State Farm, the largest home insurer in Mississippi, has announced that it will not write new policies in that state. The company, which recently got hit with a $1 million punitive-damage verdict (reduced by a judge from the jury's $2.5 million), calls the legal situation in Mississippi, "untenable," which is insurance-ese for begin limited in the ability to bilk policy holders.
For some years I have championed what I call--for lack of a better name--the Full Line Insurance Act. Such a law would require that insurers offer their entire range of insurance if they want to do business in a particular state. State Farm, for instance, would have stop offering automobile insurance in Mississippi if it chooses to stop writing policies on homes. A company would not have to offer all kinds of insurance--it would not have to write policies for jewelers, for instance--but if it should have to offer in all states the lines that it sells in some. No selling of home-owners' insurance in one state and auto insurance--but not home owners'--in another. Such provisions would reduce the opportunity for insurers to cherry-pick, offering insurance on which they expect relatively few claims, while refusing to protect people who really need it.
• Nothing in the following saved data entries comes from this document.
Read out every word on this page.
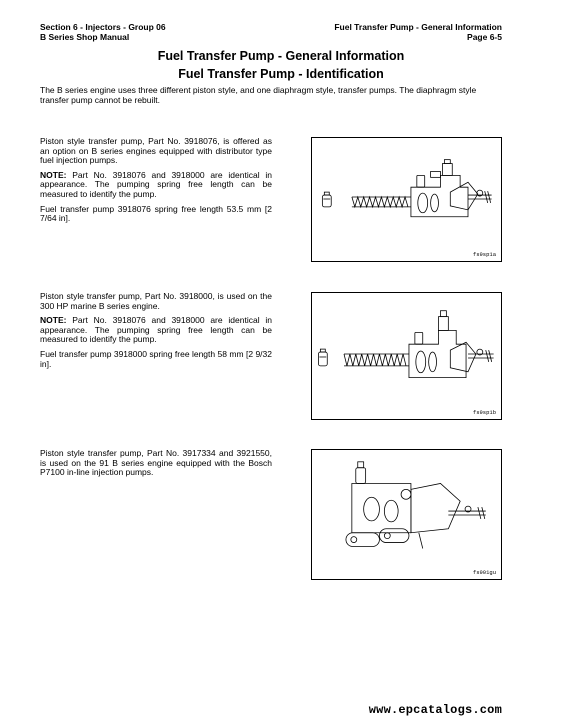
Section 6 - Injectors - Group 06
B Series Shop Manual
Fuel Transfer Pump - General Information
Page 6-5
Fuel Transfer Pump - General Information
Fuel Transfer Pump - Identification
The B series engine uses three different piston style, and one diaphragm style, transfer pumps. The diaphragm style transfer pump cannot be rebuilt.

Piston style transfer pump, Part No. 3918076, is offered as an option on B series engines equipped with distributor type fuel injection pumps.

NOTE: Part No. 3918076 and 3918000 are identical in appearance. The pumping spring free length can be measured to identify the pump.

Fuel transfer pump 3918076 spring free length 53.5 mm [2 7/64 in].

fs9sp1a

Piston style transfer pump, Part No. 3918000, is used on the 300 HP marine B series engine.

NOTE: Part No. 3918076 and 3918000 are identical in appearance. The pumping spring free length can be measured to identify the pump.

Fuel transfer pump 3918000 spring free length 58 mm [2 9/32 in].

fs9sp1b

Piston style transfer pump, Part No. 3917334 and 3921550, is used on the 91 B series engine equipped with the Bosch P7100 in-line injection pumps.

fs901gu
www.epcatalogs.com
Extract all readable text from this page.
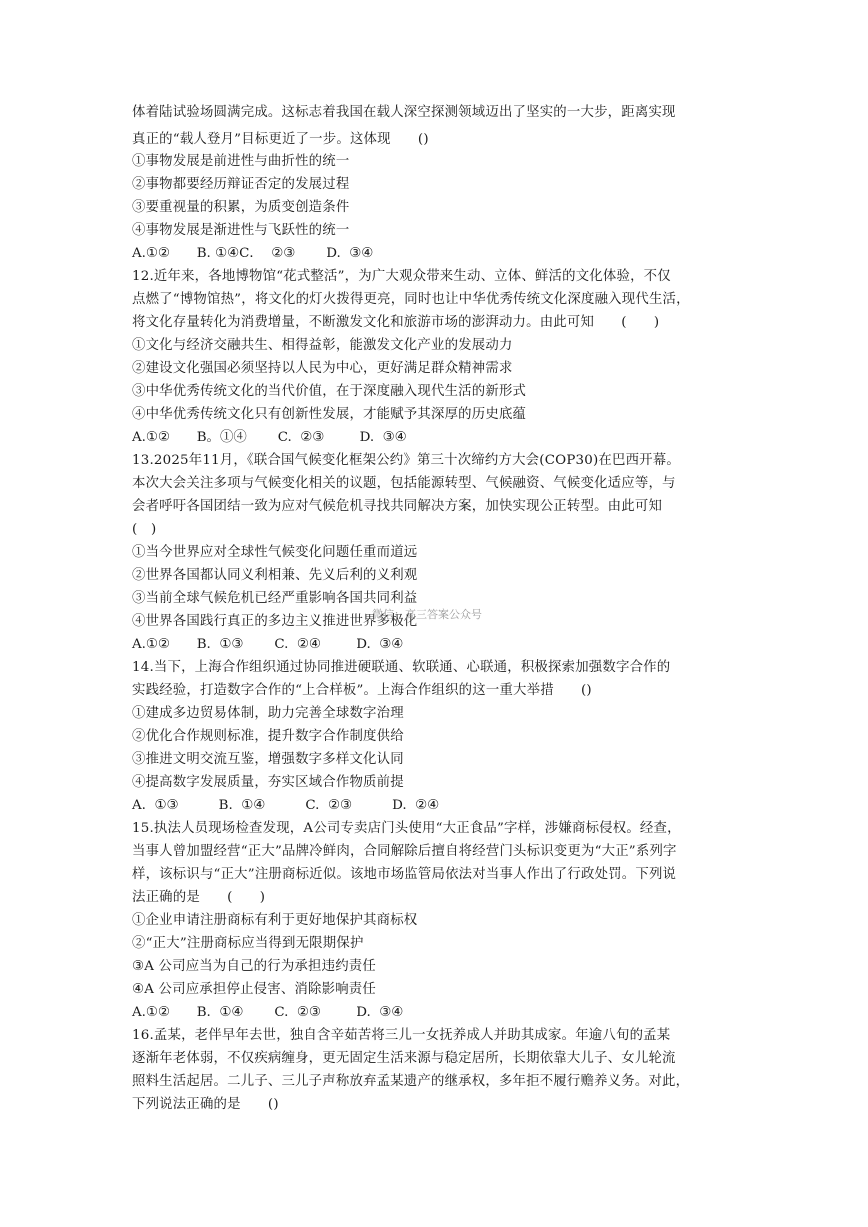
体着陆试验场圆满完成。这标志着我国在载人深空探测领域迈出了坚实的一大步，距离实现
真正的“载人登月”目标更近了一步。这体现　　()
①事物发展是前进性与曲折性的统一
②事物都要经历辩证否定的发展过程
③要重视量的积累，为质变创造条件
④事物发展是渐进性与飞跃性的统一
A.①②　　B. ①④C．  ②③　　 D.  ③④
12.近年来，各地博物馆“花式整活”，为广大观众带来生动、立体、鲜活的文化体验，不仅
点燃了“博物馆热”，将文化的灯火拨得更亮，同时也让中华优秀传统文化深度融入现代生活，
将文化存量转化为消费增量，不断激发文化和旅游市场的澎湃动力。由此可知　　(　　)
①文化与经济交融共生、相得益彰，能激发文化产业的发展动力
②建设文化强国必须坚持以人民为中心，更好满足群众精神需求
③中华优秀传统文化的当代价值，在于深度融入现代生活的新形式
④中华优秀传统文化只有创新性发展，才能赋予其深厚的历史底蕴
A.①②　　B。①④　　 C.  ②③　　  D.  ③④
13.2025年11月，《联合国气候变化框架公约》第三十次缔约方大会(COP30)在巴西开幕。
本次大会关注多项与气候变化相关的议题，包括能源转型、气候融资、气候变化适应等，与
会者呼吁各国团结一致为应对气候危机寻找共同解决方案，加快实现公正转型。由此可知
(　)
①当今世界应对全球性气候变化问题任重而道远
②世界各国都认同义利相兼、先义后利的义利观
③当前全球气候危机已经严重影响各国共同利益
④世界各国践行真正的多边主义推进世界多极化
微信：高三答案公众号
A.①②　　B.  ①③　　 C.  ②④　　  D.  ③④
14.当下，上海合作组织通过协同推进硬联通、软联通、心联通，积极探索加强数字合作的
实践经验，打造数字合作的“上合样板”。上海合作组织的这一重大举措　　()
①建成多边贸易体制，助力完善全球数字治理
②优化合作规则标准，提升数字合作制度供给
③推进文明交流互鉴，增强数字多样文化认同
④提高数字发展质量，夯实区域合作物质前提
A.  ①③　　　B.  ①④　　　C.  ②③　　　D.  ②④
15.执法人员现场检查发现，A公司专卖店门头使用“大正食品”字样，涉嫌商标侵权。经查，
当事人曾加盟经营“正大”品牌冷鲜肉，合同解除后擅自将经营门头标识变更为“大正”系列字
样，该标识与“正大”注册商标近似。该地市场监管局依法对当事人作出了行政处罚。下列说
法正确的是　　(　　)
①企业申请注册商标有利于更好地保护其商标权
②“正大”注册商标应当得到无限期保护
③A 公司应当为自己的行为承担违约责任
④A 公司应承担停止侵害、消除影响责任
A.①②　　B.  ①④　　 C.  ②③　　  D.  ③④
16.孟某，老伴早年去世，独自含辛茹苦将三儿一女抚养成人并助其成家。年逾八旬的孟某
逐渐年老体弱，不仅疾病缠身，更无固定生活来源与稳定居所，长期依靠大儿子、女儿轮流
照料生活起居。二儿子、三儿子声称放弃孟某遗产的继承权，多年拒不履行赡养义务。对此，
下列说法正确的是　　()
They would also work to increase competition in the insurance market.
Insurance companies routinely establish subsidiaries and sister companies to offer specialized lines, but the Securities and Exchange Commission long ago solved the problem of deciding what the real reach of a corporation is when it devised the concept of "affiliates," now well rooted in the law. The same idea would be applied to insurers to keep them from avoiding the intent of the full-line law.
If a few large states like New York and California adopted full-line laws, it would force insurers into a new way of doing business, one that considers the needs of policy holders as much as the desires of stockholders.